How much notice is required to raise the rent in Alaska?
Alaska has no statute requiring advance notice of a rent increase - the 30-day figure everyone quotes derives from AS 34.03.290(b), which lets either party end a month-to-month tenancy on at least 30 days' written notice given before the rental due date specified in the notice (14 days for week-to-week tenancies while rent is current), so a rent increase operates as a termination of the old deal plus an offer to re-rent at the new price, and the state's own guidance says a landlord 'should, therefore,' give at least 30 days' notice.
There is no limit on the size or frequency of increases and no rent control anywhere in the state, though the retaliation statute bars increases on the heels of tenant complaints or organizing unless the landlord shows a cost-justified basis. Alaska has no statute either preempting or authorizing local rent control, and no municipality - Anchorage included - has ever adopted any. A pending bill, HB 115, would require 90 days' notice and limit increases to once a year, but it has sat in its first committee since February 2025.

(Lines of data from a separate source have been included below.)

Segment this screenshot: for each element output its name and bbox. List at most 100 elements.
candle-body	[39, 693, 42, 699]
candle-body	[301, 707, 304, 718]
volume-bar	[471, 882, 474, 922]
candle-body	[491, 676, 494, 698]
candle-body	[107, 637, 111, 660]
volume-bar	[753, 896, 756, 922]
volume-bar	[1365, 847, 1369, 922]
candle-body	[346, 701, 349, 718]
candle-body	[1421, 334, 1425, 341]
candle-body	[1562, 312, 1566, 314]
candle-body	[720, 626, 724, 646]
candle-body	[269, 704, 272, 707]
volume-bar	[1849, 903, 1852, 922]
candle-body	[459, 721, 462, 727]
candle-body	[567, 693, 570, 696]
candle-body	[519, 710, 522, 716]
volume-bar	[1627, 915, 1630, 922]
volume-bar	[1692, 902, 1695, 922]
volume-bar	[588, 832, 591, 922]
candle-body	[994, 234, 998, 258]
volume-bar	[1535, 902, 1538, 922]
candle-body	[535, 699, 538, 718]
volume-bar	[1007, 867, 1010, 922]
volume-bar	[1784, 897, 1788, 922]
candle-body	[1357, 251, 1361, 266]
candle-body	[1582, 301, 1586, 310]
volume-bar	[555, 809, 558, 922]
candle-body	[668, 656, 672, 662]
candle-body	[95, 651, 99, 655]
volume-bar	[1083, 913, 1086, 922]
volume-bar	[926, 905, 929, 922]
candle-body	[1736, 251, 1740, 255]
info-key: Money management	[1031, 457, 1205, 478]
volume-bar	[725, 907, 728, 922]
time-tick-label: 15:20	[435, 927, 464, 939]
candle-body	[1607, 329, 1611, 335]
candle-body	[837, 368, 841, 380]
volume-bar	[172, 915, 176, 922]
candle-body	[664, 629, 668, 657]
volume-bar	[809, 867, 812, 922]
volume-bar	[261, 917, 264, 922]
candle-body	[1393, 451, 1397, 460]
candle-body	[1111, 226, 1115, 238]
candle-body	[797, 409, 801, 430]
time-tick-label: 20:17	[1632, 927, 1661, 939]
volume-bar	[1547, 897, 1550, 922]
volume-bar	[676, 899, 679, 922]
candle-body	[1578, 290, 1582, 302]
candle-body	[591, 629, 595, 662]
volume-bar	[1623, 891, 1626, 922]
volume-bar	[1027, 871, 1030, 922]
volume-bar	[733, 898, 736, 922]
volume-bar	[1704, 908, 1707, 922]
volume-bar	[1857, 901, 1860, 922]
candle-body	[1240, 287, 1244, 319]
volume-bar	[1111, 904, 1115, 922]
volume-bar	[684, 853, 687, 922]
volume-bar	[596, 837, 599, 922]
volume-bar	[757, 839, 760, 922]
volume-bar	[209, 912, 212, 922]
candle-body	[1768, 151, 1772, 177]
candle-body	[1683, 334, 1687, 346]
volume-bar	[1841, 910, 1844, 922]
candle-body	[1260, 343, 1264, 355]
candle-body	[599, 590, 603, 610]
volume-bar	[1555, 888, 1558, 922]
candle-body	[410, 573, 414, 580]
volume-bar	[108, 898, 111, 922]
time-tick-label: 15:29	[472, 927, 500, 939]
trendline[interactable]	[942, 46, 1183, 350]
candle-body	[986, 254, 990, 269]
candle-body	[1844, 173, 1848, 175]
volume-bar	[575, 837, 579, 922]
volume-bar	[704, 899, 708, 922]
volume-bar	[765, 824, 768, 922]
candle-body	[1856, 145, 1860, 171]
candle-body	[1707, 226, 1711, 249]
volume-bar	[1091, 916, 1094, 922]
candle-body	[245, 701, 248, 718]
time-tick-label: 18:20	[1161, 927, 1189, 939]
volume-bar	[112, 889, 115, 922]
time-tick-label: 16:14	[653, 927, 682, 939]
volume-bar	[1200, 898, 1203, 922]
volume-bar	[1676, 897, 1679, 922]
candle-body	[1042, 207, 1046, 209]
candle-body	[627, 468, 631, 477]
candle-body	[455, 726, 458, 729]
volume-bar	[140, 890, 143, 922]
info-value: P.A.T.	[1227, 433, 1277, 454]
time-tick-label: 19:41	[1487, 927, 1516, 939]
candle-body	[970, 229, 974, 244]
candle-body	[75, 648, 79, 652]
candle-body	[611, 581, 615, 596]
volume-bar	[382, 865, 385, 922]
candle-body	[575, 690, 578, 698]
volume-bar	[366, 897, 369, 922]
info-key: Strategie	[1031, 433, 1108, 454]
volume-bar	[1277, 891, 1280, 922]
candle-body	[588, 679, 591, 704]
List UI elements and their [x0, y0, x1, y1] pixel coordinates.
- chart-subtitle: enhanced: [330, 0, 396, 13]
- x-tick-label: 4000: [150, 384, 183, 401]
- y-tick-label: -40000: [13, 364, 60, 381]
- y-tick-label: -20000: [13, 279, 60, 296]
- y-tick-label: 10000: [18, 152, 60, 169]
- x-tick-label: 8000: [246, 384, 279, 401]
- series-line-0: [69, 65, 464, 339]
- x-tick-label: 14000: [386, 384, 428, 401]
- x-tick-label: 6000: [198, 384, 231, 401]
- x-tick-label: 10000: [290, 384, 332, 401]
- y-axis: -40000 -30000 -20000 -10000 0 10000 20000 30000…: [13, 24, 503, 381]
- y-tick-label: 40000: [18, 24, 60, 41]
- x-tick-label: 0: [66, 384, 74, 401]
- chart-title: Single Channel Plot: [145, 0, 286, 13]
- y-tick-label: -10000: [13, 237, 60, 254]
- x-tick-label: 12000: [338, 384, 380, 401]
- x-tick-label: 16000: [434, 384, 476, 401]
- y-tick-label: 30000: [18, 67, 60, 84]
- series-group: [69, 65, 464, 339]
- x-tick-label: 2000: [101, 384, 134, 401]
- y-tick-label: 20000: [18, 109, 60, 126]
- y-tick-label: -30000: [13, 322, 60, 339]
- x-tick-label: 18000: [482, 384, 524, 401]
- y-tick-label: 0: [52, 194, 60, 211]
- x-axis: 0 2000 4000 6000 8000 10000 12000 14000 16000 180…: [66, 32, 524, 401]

Alaska rent increase notice at a glance
| Notice — month-to-month | No rent-increase statute — notice derives from tenancy-termination rules (see summary) |
|---|---|
| Varies by increase size | Not addressed by statute |
| Fixed-term leases | Rent is fixed for the lease term as a matter of contract; no section of AS 34.03 permits or regulates mid-term increases, so a fixed-term rent can rise mid-lease only if the lease itself provides for it (official DOL guidance states this expressly). At expiry the landlord may propose any new rent for a renewal or subsequent tenancy. |
| Statewide rent control / stabilization | No |
| Rent control details | No rent control exists anywhere in Alaska - no statewide program and no municipal ordinance (Anchorage included). The only appearance of 'rent controls' in the landlord-tenant act is inside the retaliation statute's list of government programs a tenant might complain to (AS 34.03.310(a)(4)). Rent increases in HUD- or AHFC-assisted housing may be limited by federal/agency rules, a program overlay rather than state rent control. |
| Local rent control preempted | Not addressed by statute |
| Frequency limits | Not addressed by statute |
Notes and caveats
Statute citations
- AS 34.03.290 (a), (b) Official source
- AS 34.03.020 (a)-(e) (verified negative: no rent-increase provision) Official source
- AS 34.03.310 (a), (d) Official source
- Alaska Dept. of Law, The Alaska Landlord & Tenant Act: what it means to you (2024) p. 21 ('Can the landlord raise the rent?') Official source
- Alaska Court System, PUB-30 Alaska Landlord and Tenant Act handbook (10/18) Official source
How this record was verified: Direct read of statute text on the official Alaska State Legislature site (www.akleg.gov, Alaska Statutes 2024 infobase; the statutes.asp host 403s automated fetchers but serves full section text to curl with a browser user agent via its media=print endpoint): AS 34.03.070, 34.03.140, and 34.03.290 each fetched twice through independent request paths (single-section fetch plus a different-range fetch) with byte-identical results, and AS 34.03.020 fetched twice to verify the negative (no rent-increase language). The complete chapter (all 44 sections, 34.03.010-34.03.380) was fetched in one pass and every section heading enumerated for the verified-negative sweeps (no late-fee, grace-period, interest, unconscionability, rent-control, or preemption provision). Every load-bearing figure additionally reconciled against three more sources: the enrolled text of HB 282 (28th Leg.), Ch. 27 SLA 2014, read in full on the official BASIS bill-text system (pins the pet-deposit subsection, the per-tenant trust-accounting rules, and the 30-day damages exception to the 14-day return track, all added 2014); the Alaska Department of Law's official 2024 pamphlet 'The Alaska Landlord & Tenant Act: what it means to you' (law.alaska.gov); and the Alaska Court System's PUB-30 handbook (public.courts.alaska.gov, 10/18 ed.). FindLaw's mirror (current through 2025-01-01) matched the official 34.03.070 text verbatim as a second-path check. Preemption negative run against a one-fetch official sweep of AS Title 29 (Municipal Government, chs. 29.10-29.71 including 29.35 powers and 29.40 planning): zero rent-control or landlord-tenant provisions. Legislative check 2026-07-11 on official BASIS: all 97 bills passed by the 34th Legislature (2025-2026, status dates through 2026-07-09) enumerated - none on-topic (SB 50, Ch. 19 SLA 25, is municipal comprehensive planning only); full introduced-bill sweep found one pending on-topic bill, HB 115 (90-day rent-increase notice), idle in House State Affairs since 2025-02-26 - flagged, not incorporated.